Overview
Confidential—the forerunner of People, the National Enquirer, and TMZ.com—established the foundations of our present-day obsession with sensational gossip and celebrity scandal
In the 1950s, Confidential magazine, America’s first celebrity scandal magazine, revealed Hollywood stars’ secrets, misdeeds, and transgressions in gritty, unvarnished detail. Deploying a vast network of tipsters to root out scandalous facts about the stars, including their sexual affairs, drug use, and sexuality, publisher Robert Harrison destroyed celebrities’ carefully constructed images and built a media empire. Confidential became the bestselling magazine on American newsstands, surpassing Time, Life, and the Saturday Evening Post. Confidential’s spectacular rise was followed by an equally spectacular fall. Stars filed multimillion dollar libel suits against the magazine, and the state of California, prodded by the film studios, prosecuted its publisher for obscenity, culminating in a famous, star-studded Los Angeles trial in 1957. The lawsuits forced Confidential to end its scandalmongering, and it stopped printing its sleazy gossip in 1958. However, the magazine’s legacy lives on in our culture’s obsession with gossip and celebrity scandal. Confidential’s success marked the end of an era of hush-hush—of secrets, closets, and sexual taboos—and the beginning of our age of tell-all exposure.
Reviews
“Before the National Enquirer and TMZ, Confidential fascinated readers with its claims to tell the ‘truth’ about the rich and famous. In her investigation of Confidential’s lurid allegations about 1950s celebrities, Samantha Barbas contributes a much-needed legal perspective to current understandings of the publication’s historical impact. Confidential Confidential is a richly detailed and lively examination of the notorious magazine’s rise and fall.” —MARY DESJARDINS, author of Recycled Stars: Female Film Stardom in the Age of Television and Video
"Popular culture enthusiasts and media studies students will appreciate how this well-documented tale resonates in today's climate of celebrity scandal and Orwellian politics." —Library Journal
“In Confidential Confidential, law professor Samantha Barbas recounts the inside story of the “little magazine that could” with drama, humor and verve… Ms.
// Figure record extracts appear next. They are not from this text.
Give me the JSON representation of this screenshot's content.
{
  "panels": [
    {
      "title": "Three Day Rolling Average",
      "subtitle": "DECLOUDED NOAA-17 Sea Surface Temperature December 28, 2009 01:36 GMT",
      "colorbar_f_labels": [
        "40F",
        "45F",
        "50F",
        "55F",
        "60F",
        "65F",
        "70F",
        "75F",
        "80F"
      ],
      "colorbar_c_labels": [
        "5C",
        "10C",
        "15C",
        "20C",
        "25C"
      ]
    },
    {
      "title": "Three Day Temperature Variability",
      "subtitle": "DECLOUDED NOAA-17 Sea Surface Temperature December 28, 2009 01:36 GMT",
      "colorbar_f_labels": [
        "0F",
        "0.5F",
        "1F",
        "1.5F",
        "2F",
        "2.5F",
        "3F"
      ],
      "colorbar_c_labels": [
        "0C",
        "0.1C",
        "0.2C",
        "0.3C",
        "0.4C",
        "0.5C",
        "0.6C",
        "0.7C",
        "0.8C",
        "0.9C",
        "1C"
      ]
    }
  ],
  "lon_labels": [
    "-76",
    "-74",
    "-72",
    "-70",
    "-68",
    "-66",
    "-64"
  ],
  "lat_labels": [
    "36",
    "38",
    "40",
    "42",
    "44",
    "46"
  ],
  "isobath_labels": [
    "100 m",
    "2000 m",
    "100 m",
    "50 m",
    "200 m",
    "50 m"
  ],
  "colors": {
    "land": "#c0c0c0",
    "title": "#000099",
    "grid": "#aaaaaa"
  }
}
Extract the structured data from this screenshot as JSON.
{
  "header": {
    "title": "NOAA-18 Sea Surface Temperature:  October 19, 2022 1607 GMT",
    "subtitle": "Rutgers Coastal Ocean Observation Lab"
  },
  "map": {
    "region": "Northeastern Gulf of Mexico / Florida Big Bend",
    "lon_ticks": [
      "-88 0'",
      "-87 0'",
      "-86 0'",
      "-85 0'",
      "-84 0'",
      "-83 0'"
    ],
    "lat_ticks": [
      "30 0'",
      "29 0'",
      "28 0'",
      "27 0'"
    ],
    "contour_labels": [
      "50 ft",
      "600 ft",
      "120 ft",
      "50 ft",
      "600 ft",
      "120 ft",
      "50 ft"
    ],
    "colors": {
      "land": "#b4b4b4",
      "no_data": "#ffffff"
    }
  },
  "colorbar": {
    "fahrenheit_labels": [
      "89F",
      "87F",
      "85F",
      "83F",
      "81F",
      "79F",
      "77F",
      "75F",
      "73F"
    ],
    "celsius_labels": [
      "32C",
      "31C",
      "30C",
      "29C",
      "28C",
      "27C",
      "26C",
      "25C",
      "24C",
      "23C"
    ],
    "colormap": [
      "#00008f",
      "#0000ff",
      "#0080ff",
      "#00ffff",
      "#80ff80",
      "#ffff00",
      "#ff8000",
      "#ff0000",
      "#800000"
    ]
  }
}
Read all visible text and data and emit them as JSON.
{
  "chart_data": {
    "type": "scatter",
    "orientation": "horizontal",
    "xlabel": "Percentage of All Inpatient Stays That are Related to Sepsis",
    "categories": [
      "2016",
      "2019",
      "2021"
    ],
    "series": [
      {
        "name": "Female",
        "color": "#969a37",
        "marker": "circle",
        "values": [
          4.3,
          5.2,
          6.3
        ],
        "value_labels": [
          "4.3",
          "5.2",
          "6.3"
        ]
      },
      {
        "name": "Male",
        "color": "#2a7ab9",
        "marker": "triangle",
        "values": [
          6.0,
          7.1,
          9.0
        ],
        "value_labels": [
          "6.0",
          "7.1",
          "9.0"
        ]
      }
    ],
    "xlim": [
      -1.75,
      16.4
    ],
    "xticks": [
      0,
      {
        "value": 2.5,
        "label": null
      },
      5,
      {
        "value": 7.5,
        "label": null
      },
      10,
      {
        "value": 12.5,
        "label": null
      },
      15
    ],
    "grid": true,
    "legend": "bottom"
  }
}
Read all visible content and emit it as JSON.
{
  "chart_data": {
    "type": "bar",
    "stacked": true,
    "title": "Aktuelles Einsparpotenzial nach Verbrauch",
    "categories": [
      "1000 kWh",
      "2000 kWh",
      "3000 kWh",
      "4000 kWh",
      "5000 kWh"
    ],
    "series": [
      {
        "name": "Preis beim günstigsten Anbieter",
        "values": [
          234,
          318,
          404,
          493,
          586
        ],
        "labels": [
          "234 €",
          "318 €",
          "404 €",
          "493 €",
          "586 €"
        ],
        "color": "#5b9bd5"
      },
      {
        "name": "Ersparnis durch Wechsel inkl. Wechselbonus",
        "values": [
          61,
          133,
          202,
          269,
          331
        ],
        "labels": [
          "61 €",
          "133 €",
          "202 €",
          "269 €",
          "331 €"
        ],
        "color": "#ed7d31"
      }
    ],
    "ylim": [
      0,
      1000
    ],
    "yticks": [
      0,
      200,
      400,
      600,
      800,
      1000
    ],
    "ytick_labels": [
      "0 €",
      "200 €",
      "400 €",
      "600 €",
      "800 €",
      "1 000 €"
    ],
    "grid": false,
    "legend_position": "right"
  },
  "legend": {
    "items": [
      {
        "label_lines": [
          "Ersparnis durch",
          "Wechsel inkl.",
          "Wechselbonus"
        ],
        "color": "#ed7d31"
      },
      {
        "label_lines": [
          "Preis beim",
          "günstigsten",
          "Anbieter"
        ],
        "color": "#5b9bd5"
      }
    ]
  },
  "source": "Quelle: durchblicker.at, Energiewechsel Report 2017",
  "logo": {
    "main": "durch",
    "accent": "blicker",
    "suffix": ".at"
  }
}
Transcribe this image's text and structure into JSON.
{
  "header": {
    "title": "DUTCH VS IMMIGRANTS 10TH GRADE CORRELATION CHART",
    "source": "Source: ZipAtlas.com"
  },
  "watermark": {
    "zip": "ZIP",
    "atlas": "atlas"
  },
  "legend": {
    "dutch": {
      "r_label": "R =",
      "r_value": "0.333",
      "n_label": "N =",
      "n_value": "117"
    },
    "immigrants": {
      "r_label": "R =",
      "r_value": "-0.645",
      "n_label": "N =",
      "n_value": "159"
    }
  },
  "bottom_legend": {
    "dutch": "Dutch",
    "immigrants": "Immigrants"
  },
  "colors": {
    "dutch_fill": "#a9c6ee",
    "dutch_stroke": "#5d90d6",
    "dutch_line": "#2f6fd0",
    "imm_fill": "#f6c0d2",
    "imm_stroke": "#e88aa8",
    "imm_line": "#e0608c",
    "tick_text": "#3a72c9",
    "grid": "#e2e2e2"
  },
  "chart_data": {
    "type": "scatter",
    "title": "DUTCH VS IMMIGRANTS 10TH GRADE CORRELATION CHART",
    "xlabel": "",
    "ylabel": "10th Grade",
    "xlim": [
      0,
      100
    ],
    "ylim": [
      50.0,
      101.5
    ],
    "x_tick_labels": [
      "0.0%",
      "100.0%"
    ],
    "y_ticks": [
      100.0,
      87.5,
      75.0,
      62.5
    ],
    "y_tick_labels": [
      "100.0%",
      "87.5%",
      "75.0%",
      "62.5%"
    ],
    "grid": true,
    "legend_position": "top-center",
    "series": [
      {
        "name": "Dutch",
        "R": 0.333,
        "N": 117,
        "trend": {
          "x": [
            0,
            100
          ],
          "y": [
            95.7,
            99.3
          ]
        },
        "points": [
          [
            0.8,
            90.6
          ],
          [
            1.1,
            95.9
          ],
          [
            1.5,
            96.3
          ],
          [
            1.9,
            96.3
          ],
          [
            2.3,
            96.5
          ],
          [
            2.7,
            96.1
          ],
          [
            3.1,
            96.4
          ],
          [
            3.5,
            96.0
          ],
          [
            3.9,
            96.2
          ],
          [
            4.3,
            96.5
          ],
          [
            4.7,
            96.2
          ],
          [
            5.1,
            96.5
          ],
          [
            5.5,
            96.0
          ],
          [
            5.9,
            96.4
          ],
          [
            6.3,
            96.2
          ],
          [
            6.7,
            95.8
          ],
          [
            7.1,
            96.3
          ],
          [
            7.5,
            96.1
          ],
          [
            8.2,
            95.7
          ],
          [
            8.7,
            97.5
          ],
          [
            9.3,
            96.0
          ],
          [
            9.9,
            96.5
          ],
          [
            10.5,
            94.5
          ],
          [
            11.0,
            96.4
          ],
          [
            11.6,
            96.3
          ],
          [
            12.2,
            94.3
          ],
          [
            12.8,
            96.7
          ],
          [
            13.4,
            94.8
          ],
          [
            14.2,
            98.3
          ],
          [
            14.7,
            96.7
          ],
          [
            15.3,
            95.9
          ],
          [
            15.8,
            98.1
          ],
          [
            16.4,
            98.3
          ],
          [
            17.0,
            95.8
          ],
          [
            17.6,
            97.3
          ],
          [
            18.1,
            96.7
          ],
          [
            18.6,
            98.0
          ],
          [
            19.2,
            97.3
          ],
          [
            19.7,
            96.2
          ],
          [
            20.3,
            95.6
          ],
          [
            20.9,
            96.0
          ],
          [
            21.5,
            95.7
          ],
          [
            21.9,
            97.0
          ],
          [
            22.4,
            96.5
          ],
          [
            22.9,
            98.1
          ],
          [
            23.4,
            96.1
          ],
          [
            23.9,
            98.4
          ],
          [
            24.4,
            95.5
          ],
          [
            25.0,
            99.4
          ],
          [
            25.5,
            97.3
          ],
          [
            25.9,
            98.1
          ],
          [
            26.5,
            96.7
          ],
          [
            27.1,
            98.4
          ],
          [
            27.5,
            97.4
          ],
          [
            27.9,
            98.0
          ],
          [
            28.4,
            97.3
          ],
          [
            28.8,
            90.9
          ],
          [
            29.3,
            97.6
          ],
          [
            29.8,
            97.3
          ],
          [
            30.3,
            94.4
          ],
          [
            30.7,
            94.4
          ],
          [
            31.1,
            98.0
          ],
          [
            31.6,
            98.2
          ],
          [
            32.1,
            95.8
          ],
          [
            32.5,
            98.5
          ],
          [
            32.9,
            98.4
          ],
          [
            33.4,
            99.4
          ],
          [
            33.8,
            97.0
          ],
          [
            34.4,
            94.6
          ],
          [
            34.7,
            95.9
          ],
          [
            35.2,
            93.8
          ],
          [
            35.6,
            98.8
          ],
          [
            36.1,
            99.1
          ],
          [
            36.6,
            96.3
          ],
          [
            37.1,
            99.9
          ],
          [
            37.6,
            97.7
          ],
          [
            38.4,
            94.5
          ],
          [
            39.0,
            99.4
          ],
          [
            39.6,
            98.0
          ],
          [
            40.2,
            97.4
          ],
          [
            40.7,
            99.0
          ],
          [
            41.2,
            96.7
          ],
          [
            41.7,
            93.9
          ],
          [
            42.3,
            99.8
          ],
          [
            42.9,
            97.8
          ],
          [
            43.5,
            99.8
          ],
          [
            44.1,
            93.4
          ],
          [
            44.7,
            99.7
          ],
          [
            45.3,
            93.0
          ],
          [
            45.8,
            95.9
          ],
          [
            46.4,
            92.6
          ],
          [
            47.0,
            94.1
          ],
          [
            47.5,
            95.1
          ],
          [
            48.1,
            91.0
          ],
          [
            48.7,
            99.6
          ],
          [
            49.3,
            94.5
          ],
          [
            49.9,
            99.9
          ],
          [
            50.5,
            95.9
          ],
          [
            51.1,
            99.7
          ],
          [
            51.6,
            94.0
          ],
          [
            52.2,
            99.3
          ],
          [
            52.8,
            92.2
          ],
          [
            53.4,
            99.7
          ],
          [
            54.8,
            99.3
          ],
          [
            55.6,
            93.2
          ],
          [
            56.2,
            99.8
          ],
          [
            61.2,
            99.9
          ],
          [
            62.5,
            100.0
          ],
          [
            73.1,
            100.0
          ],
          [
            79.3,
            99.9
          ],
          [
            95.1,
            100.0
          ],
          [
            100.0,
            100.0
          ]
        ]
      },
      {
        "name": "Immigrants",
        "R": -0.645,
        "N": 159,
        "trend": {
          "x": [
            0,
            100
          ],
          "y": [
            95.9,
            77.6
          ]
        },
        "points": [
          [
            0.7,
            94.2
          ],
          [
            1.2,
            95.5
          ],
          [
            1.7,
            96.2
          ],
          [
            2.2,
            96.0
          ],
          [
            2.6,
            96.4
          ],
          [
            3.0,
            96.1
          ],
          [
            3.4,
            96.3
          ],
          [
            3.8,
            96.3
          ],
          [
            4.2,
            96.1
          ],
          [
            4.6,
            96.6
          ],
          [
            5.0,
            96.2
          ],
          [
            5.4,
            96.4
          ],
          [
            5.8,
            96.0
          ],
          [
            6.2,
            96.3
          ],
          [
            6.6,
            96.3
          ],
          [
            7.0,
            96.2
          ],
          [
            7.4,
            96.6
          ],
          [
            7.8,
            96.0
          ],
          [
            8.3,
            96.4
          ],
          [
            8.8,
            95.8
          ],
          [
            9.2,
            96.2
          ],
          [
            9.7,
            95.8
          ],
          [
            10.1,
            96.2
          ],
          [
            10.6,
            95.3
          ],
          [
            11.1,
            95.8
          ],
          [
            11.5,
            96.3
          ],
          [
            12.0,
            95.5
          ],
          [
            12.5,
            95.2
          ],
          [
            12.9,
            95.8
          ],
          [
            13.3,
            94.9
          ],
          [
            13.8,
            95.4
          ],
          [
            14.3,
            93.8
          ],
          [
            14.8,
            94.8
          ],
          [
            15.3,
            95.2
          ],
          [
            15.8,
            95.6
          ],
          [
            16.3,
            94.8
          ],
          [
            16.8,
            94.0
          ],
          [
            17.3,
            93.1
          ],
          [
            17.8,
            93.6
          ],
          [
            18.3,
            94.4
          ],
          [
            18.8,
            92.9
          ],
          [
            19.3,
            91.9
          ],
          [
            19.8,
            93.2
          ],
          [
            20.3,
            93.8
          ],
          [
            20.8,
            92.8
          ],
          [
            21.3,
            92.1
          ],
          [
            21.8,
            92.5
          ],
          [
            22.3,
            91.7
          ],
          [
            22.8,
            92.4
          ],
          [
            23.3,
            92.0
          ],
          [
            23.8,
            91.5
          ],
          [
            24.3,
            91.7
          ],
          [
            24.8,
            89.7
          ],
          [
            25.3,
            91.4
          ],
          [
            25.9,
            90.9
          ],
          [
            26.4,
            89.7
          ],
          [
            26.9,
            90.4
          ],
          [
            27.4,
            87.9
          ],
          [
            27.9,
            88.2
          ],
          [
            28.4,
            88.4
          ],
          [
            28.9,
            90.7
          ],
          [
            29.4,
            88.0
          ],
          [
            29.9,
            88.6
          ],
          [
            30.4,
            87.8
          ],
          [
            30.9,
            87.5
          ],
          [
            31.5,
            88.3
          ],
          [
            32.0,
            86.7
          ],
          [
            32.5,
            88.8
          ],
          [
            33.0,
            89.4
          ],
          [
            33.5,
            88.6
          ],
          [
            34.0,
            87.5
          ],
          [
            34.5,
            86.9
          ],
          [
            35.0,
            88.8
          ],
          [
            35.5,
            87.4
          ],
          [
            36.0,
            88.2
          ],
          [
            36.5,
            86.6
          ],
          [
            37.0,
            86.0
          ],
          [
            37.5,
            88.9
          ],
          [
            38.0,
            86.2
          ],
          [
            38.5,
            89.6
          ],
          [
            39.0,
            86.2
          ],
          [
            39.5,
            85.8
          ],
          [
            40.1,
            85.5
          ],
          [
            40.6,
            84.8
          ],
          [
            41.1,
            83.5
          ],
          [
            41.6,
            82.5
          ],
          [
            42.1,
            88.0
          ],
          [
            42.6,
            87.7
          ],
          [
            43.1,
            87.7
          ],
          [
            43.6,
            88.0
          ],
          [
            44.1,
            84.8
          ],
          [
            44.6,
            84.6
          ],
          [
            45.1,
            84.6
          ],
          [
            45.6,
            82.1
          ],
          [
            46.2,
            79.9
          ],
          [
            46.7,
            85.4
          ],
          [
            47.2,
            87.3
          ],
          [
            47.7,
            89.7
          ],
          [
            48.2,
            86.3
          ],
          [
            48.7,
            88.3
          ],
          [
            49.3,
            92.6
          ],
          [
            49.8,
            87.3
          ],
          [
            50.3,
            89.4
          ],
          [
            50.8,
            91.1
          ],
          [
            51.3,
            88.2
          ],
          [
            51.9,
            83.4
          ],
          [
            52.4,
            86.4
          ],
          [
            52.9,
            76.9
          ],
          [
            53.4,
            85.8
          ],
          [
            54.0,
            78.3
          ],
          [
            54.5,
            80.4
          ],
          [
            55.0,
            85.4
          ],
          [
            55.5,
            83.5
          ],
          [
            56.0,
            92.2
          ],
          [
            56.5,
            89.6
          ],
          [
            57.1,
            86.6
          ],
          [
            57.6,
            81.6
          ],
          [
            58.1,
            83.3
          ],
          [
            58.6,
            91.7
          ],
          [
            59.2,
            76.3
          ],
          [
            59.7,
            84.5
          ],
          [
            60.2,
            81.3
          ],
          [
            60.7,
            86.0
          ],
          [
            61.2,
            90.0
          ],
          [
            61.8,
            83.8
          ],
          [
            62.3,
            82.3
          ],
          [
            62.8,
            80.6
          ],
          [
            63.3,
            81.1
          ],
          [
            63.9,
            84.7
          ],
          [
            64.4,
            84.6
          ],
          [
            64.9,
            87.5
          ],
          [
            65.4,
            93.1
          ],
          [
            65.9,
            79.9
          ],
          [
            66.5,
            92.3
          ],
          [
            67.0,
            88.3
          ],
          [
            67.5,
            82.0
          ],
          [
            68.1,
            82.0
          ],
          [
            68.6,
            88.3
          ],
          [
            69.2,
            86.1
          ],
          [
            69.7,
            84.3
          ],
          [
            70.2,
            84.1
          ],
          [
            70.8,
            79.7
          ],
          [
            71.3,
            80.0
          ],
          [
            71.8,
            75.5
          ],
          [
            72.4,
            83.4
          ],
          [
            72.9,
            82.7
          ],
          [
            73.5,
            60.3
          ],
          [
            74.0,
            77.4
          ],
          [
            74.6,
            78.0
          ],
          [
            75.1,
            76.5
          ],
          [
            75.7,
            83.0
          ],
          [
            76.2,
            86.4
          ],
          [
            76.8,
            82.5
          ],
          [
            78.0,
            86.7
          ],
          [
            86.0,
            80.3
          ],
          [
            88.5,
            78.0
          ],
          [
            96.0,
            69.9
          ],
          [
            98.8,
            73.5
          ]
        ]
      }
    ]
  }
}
Barbas paces her terrific story well, and the book ends with her cogent analysis of Confidential’s larger significance.”—The Wall Street Journal
Author Biography
Samantha Barbas is a professional historian, law professor, and author of Movie Crazy, The First Lady of Hollywood, Laws of Image, and Newsworthy. She frequently offers commentary on issues related to celebrity gossip and freedom of the press to the New York Times, USA Today, the Wall Street Journal, the Washington Post, the Guardian, and the Associated Press.